Die Klinik ist aber entgegen den Angaben von palästinensischen Behörden vom Wochenende nicht außer Betrieb, wie die WHO am Dienstag in Genf mitteilte.
"Wir betteln um eine Feuerpause"
WHO-Sprecherin Margaret Harris sagt: "Für uns ist es wegen des heroischen Einsatzes des verbleibenden Personals ein funktionierendes Krankenhaus“. Es seien noch rund 700 schwer kranke Patientinnen und Patienten zu versorgen. "Wir betteln um eine Feuerpause.“
Nach israelischer Darstellung betreibt die Hamas in oder unter Krankenhäusern Kommandozentralen.

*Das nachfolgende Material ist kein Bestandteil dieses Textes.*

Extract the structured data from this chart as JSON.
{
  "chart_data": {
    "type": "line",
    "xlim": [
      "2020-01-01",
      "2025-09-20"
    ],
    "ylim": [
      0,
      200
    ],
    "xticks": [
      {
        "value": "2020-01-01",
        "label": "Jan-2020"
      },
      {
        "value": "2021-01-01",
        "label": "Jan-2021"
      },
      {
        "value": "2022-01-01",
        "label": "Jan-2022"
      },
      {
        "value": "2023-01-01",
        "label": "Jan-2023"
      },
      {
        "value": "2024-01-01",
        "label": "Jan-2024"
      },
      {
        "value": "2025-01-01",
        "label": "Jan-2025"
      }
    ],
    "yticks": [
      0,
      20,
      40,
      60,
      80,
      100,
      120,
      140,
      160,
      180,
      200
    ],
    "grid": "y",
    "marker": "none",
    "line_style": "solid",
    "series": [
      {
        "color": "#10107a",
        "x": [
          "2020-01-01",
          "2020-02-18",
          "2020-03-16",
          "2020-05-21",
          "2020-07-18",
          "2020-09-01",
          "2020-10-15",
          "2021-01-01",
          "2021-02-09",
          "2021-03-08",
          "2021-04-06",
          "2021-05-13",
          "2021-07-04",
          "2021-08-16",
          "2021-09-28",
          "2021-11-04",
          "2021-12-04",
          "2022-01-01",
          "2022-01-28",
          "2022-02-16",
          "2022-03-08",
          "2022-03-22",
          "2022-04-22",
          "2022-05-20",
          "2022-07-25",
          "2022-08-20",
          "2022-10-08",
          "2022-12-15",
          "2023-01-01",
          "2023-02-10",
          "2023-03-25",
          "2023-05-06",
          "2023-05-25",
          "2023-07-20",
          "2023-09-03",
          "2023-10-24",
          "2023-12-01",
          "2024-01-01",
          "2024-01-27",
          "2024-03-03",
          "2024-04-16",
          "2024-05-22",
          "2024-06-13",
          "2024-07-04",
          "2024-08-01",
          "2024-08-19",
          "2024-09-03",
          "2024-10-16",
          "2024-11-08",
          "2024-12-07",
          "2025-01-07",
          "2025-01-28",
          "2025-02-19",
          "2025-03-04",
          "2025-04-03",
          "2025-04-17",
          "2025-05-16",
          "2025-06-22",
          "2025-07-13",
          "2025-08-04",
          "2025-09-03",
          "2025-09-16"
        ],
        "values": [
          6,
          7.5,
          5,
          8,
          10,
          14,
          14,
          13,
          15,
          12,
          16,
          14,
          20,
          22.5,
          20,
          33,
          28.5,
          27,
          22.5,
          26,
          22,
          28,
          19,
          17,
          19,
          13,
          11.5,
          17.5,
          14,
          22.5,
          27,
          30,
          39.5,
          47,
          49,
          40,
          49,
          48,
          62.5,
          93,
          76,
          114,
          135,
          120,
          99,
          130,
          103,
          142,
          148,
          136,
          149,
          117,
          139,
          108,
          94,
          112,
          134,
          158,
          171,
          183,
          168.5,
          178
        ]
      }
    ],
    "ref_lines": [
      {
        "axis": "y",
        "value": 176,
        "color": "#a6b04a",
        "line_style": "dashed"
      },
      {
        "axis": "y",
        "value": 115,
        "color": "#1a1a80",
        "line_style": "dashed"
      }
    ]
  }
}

Im Keller einer Kinderklinik in der Stadt Gaza hatten israelische Soldaten demzufolge zahlreiche Waffen palästinensischer Extremisten gefunden. Es seien dort offenbar auch Geiseln festgehalten worden. Israels Armeesprecher Daniel Hagari veröffentlichte als Beweise entsprechende Videos und Fotos. Die radikalislamische Hamas wies die Vorwürfe zurück und bezeichnete die Aufnahmen als gefälscht. Hamas-Führer Khalil al-Hayya sagte dem Sender Al Jazeera, Israel werfe mit Falschbehauptungen um sich. US-Präsident Joe Biden rief Israel dazu auf, Krankenhäuser mehr als bisher vom Kampfgeschehen zu verschonen.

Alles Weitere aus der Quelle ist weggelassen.